Inhibition of Src-family kinases and Syk leads to decreased cytokine production by infected PMNs. (A, B) WT and CEABAC PMNs were left untreated or pre-incubated with (A) Src-family kinase inhibitor (PP2, 10 µM), or (B) Syk inhibitor (piceatannol, 50 µM). PMNs were then infected with either non-opaque (Opa⁻) or Opa-expressing (Opa⁺) N. gonorrhoeae, and MIP-1α and MIP-2 levels were measured 3 h post infection. N≥3, error bars represent SEM. One-Way ANOVA was performed for relevant samples, *P<0.05, **P<0.01, ***P<0.001 (C) Opa⁺ N. gonorrhoeae infection leads to phosphorylation of PKCδ. WT and CEABAC PMNs were infected with Opa⁺ N. gonorrhoeae (MOI = 10 bacteria/PMN) for times indicated times. PKCδ activation was measured by immunoblot using phospho-PKCδ antibody. Immunoblot for PKCδ indicates equal protein loading. (D) CEABAC PMNs were left untreated or pre-incubated with PKC inhibitor (BIS II, 10 µM). PMNs were then infected with Opa⁻ or Opa⁺ N. gonorrhoeae, and MIP-1α levels were measured 3 h post infection. One-Way ANOVA (with Tukey's post-test) was performed for relevant samples, *P<0.05, **P<0.01, ***P<0.001. Unless otherwise indicated, stars indicate significance against all other conditions. (E, F) Inhibition of SFK, Syk, TAK1 or p38 does not affect bacterial binding (E) or phagocytosis (F).
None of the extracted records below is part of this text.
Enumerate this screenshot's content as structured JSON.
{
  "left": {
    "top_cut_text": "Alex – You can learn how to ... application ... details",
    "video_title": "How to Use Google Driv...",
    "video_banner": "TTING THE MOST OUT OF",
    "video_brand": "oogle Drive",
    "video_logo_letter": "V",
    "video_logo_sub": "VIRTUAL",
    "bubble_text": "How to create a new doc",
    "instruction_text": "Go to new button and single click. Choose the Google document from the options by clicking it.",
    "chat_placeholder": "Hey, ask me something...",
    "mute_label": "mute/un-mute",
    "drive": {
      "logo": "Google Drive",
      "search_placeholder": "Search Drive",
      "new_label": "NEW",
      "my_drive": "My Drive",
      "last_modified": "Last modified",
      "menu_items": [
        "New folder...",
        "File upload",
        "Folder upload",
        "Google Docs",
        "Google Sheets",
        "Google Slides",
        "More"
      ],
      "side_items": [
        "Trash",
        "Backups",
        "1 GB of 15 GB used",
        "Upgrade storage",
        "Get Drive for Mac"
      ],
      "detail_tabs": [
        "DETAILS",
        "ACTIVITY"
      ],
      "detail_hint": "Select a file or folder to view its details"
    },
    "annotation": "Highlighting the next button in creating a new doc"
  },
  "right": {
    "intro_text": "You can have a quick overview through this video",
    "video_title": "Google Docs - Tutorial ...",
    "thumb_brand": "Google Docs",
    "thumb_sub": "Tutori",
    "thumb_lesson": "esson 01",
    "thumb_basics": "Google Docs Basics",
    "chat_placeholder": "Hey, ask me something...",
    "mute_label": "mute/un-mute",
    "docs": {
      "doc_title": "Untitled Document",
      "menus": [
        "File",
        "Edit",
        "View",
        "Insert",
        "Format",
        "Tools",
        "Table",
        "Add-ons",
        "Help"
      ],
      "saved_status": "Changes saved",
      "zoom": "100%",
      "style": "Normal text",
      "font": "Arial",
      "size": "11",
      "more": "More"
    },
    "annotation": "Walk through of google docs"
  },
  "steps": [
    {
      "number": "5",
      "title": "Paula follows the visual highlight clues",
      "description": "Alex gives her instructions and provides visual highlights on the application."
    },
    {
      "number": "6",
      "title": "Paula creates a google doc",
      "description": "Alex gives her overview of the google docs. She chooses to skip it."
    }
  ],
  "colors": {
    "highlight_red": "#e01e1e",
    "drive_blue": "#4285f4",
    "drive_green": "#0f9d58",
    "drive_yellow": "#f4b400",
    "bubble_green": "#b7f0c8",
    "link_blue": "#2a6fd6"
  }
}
WT and CEABAC PMNs were left untreated or pre-incubated with indicated inhibitors. PMNs were then infected with Opa⁺ N. gonorrhoeae (MOI = 25) for 30 min. Intracellular and total bacteria were differentially stained, and quantified via immunofluorescence microscopy. (G) Schematic representation of proposed signaling pathway resulting in bacterial engulfment, activation of oxidative burst and degranulation, and cytokine production.